Klee Eric W, Carlson Daniel F, Fahrenkrug Scott C, Ekker Stephen C, Ellis Lynda B M
Laboratory Medicine and Pathology, University of Minnesota, Minneapolis, MN 55455, USA.
Nucleic Acids Res. 2004 Feb 27;32(4):1414-21. doi: 10.1093/nar/gkh286. Print 2004.
The proteins processed by the secretory pathway (secretome) are critical players in the development of multi-cellular eukaryotic organisms but have yet to be comprehensively studied at the genomic level. In this study, we use the Target P algorithm to predict human (13-20% of proteins found in individual datasets) and Fugu (14%) secretomes based on analysis of their nearly complete proteomes. We combine internal processing with prediction software to automate secreted protein identification and overcome one of the major challenges associated with EST data: identification of the minority of clones that encode N-terminally-complete proteins. We discuss the use of these methods to predict secreted proteins in EST-based consensus sequence sets, and we validate these predictions using an assay for cell-free cotranslational translocation. Analysis of TIGR Porcine Gene Index 4.0 as a test dataset resulted in the identification of 352 N-terminally-complete, putative secreted proteins. In functional agreement with our predictions, 34 of 40 (85%) of these cDNAs were verified to be cotranslationally translocated in an in vitro translation system. The methods developed here are specifically designed to accept partial open reading frames and improve secreted protein predictions in eukaryotic transcriptomes, and are valuable for the analysis and annotation of eukaryotic EST databases.
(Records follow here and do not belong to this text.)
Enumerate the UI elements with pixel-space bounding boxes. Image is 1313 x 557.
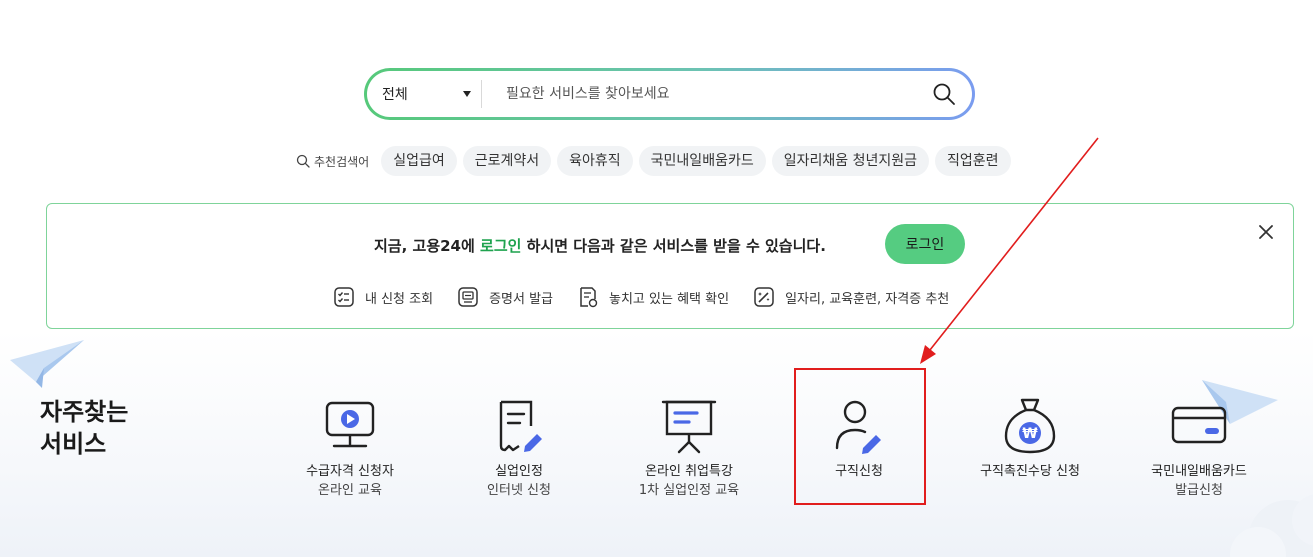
annotation-highlight-box	[794, 368, 926, 505]
service-label: 일자리, 교육훈련, 자격증 추천	[785, 291, 950, 307]
search-bar: 전체	[364, 68, 975, 120]
presentation-board-icon	[661, 400, 717, 454]
magic-wand-icon	[754, 287, 774, 307]
frequent-title-line2: 서비스	[40, 430, 107, 458]
checklist-icon	[334, 287, 354, 307]
quick-job-allowance[interactable]: ₩ 구직촉진수당 신청	[955, 396, 1105, 481]
keyword-tag[interactable]: 근로계약서	[462, 146, 552, 176]
search-icon[interactable]	[932, 82, 956, 106]
quick-sublabel: 1차 실업인정 교육	[638, 483, 740, 498]
document-check-icon	[580, 287, 598, 308]
video-lecture-icon	[325, 401, 375, 448]
quick-online-lecture[interactable]: 온라인 취업특강 1차 실업인정 교육	[614, 396, 764, 500]
login-banner: 지금, 고용24에 로그인 하시면 다음과 같은 서비스를 받을 수 있습니다.…	[46, 203, 1294, 329]
quick-learning-card[interactable]: 국민내일배움카드 발급신청	[1124, 396, 1274, 500]
recommended-label-text: 추천검색어	[314, 154, 370, 169]
quick-label: 국민내일배움카드	[1151, 464, 1247, 479]
search-scope-label: 전체	[382, 87, 408, 103]
quick-label: 수급자격 신청자	[306, 464, 394, 479]
banner-message: 지금, 고용24에 로그인 하시면 다음과 같은 서비스를 받을 수 있습니다.	[374, 235, 826, 256]
quick-label: 온라인 취업특강	[645, 464, 733, 479]
service-recommendation[interactable]: 일자리, 교육훈련, 자격증 추천	[753, 286, 949, 308]
search-input[interactable]	[482, 71, 902, 117]
paper-plane-icon	[10, 340, 84, 388]
quick-online-education[interactable]: 수급자격 신청자 온라인 교육	[275, 396, 425, 500]
quick-label: 구직촉진수당 신청	[980, 464, 1080, 479]
banner-login-link[interactable]: 로그인	[480, 237, 521, 255]
quick-unemployment-certification[interactable]: 실업인정 인터넷 신청	[444, 396, 594, 500]
caret-down-icon	[463, 91, 471, 97]
quick-sublabel: 온라인 교육	[318, 483, 382, 498]
search-small-icon	[296, 154, 310, 168]
banner-msg-post: 하시면 다음과 같은 서비스를 받을 수 있습니다.	[521, 237, 826, 255]
certificate-icon	[458, 287, 478, 307]
close-icon[interactable]	[1257, 223, 1275, 241]
search-inner: 전체	[367, 71, 972, 117]
keyword-tag[interactable]: 일자리채움 청년지원금	[771, 146, 929, 176]
quick-sublabel: 발급신청	[1175, 483, 1223, 498]
service-label: 증명서 발급	[489, 291, 554, 307]
service-label: 놓치고 있는 혜택 확인	[609, 291, 730, 307]
banner-msg-pre: 지금, 고용24에	[374, 237, 481, 255]
quick-sublabel: 인터넷 신청	[487, 483, 551, 498]
keyword-tag[interactable]: 직업훈련	[934, 146, 1011, 176]
frequent-title-line1: 자주찾는	[40, 398, 129, 426]
banner-services: 내 신청 조회 증명서 발급 놓치고 있는 혜택 확인 일자리, 교육훈련, 자…	[333, 286, 973, 308]
frequent-services-title: 자주찾는 서비스	[40, 396, 160, 460]
service-my-applications[interactable]: 내 신청 조회	[333, 286, 433, 308]
credit-card-icon	[1171, 406, 1227, 444]
search-scope-select[interactable]: 전체	[367, 71, 481, 117]
document-edit-icon	[499, 400, 542, 452]
service-benefits[interactable]: 놓치고 있는 혜택 확인	[577, 286, 729, 308]
svg-text:₩: ₩	[1022, 426, 1038, 442]
recommended-keywords: 추천검색어 실업급여 근로계약서 육아휴직 국민내일배움카드 일자리채움 청년지…	[296, 145, 1017, 177]
service-label: 내 신청 조회	[365, 291, 434, 307]
quick-label: 실업인정	[495, 464, 543, 479]
service-certificate[interactable]: 증명서 발급	[457, 286, 553, 308]
recommended-label: 추천검색어	[296, 153, 369, 170]
login-button[interactable]: 로그인	[885, 224, 965, 264]
money-bag-icon: ₩	[1004, 398, 1056, 454]
keyword-tag[interactable]: 육아휴직	[557, 146, 633, 176]
keyword-tag[interactable]: 실업급여	[381, 146, 457, 176]
keyword-tag[interactable]: 국민내일배움카드	[638, 146, 766, 176]
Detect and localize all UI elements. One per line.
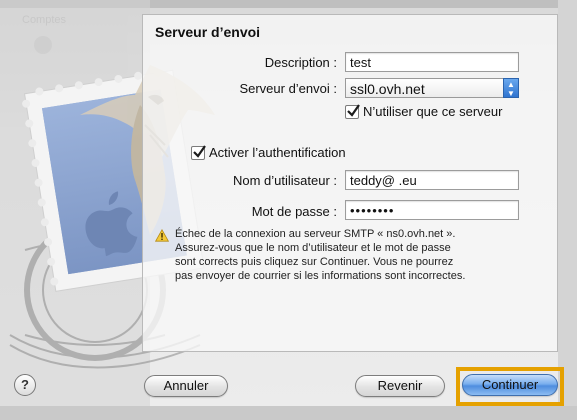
chevron-up-down-icon: ▲ ▼	[503, 78, 519, 98]
help-button[interactable]: ?	[14, 374, 36, 396]
window-right-edge	[558, 0, 577, 420]
outgoing-server-panel: Serveur d’envoi Description : test Serve…	[142, 14, 558, 352]
error-line: pas envoyer de courrier si les informati…	[175, 270, 466, 282]
cancel-button[interactable]: Annuler	[144, 375, 228, 397]
password-label: Mot de passe :	[251, 204, 337, 219]
error-line: sont corrects puis cliquez sur Continuer…	[175, 256, 454, 268]
window-bottom-edge	[0, 406, 577, 420]
checkmark-icon	[347, 104, 360, 117]
password-field[interactable]: ••••••••	[345, 200, 519, 220]
enable-auth-label: Activer l’authentification	[209, 145, 346, 160]
error-line: Échec de la connexion au serveur SMTP « …	[175, 228, 456, 240]
description-field[interactable]: test	[345, 52, 519, 72]
only-this-server-checkbox[interactable]	[345, 104, 360, 119]
error-line: Assurez-vous que le nom d’utilisateur et…	[175, 242, 451, 254]
checkmark-icon	[193, 145, 206, 158]
description-label: Description :	[264, 55, 337, 70]
outgoing-server-value: ssl0.ovh.net	[350, 81, 425, 97]
connection-error-message: Échec de la connexion au serveur SMTP « …	[175, 227, 545, 283]
panel-title: Serveur d’envoi	[155, 24, 261, 40]
continue-button[interactable]: Continuer	[462, 374, 558, 396]
username-field[interactable]: teddy@ .eu	[345, 170, 519, 190]
username-label: Nom d’utilisateur :	[232, 173, 337, 188]
sidebar-label: Comptes	[22, 14, 67, 26]
outgoing-server-select[interactable]: ssl0.ovh.net ▲ ▼	[345, 78, 519, 98]
warning-icon	[155, 229, 169, 242]
enable-auth-checkbox[interactable]	[191, 145, 206, 160]
back-button[interactable]: Revenir	[355, 375, 445, 397]
outgoing-server-label: Serveur d’envoi :	[239, 81, 337, 96]
only-this-server-label: N’utiliser que ce serveur	[363, 104, 503, 119]
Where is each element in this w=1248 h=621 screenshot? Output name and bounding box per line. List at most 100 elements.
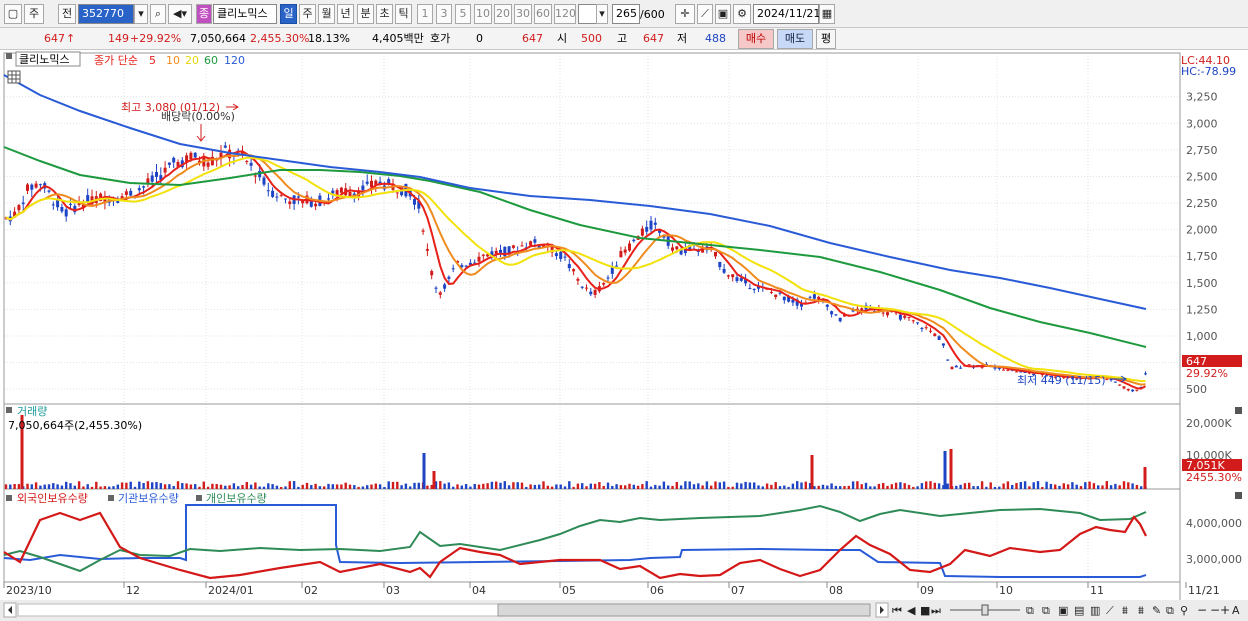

通过分泌途径加工的蛋白质(分泌组)是多细胞真核生物发育中的关键参与者,但尚未在基因组水平上进行全面研究。在本研究中,我们基于对人类(在各个数据集中发现的蛋白质的13 - 20%)和河豚(14%)几乎完整蛋白质组的分析,使用Target P算法预测其分泌组。我们将内部处理与预测软件相结合,以自动识别分泌蛋白,并克服与EST数据相关的主要挑战之一:识别编码N端完整蛋白质的少数克隆。我们讨论了使用这些方法预测基于EST的共有序列集中的分泌蛋白,并使用无细胞共翻译转运测定法验证了这些预测。将TIGR猪基因索引4.0作为测试数据集进行分析,结果鉴定出352个N端完整的推定分泌蛋白。与我们的预测在功能上一致,这些cDNA中有40个中的34个(85%)在体外翻译系统中被验证为共翻译转运。这里开发的方法专门设计用于接受部分开放阅读框,并改进真核转录组中分泌蛋白的预测,对于真核EST数据库的分析和注释很有价值。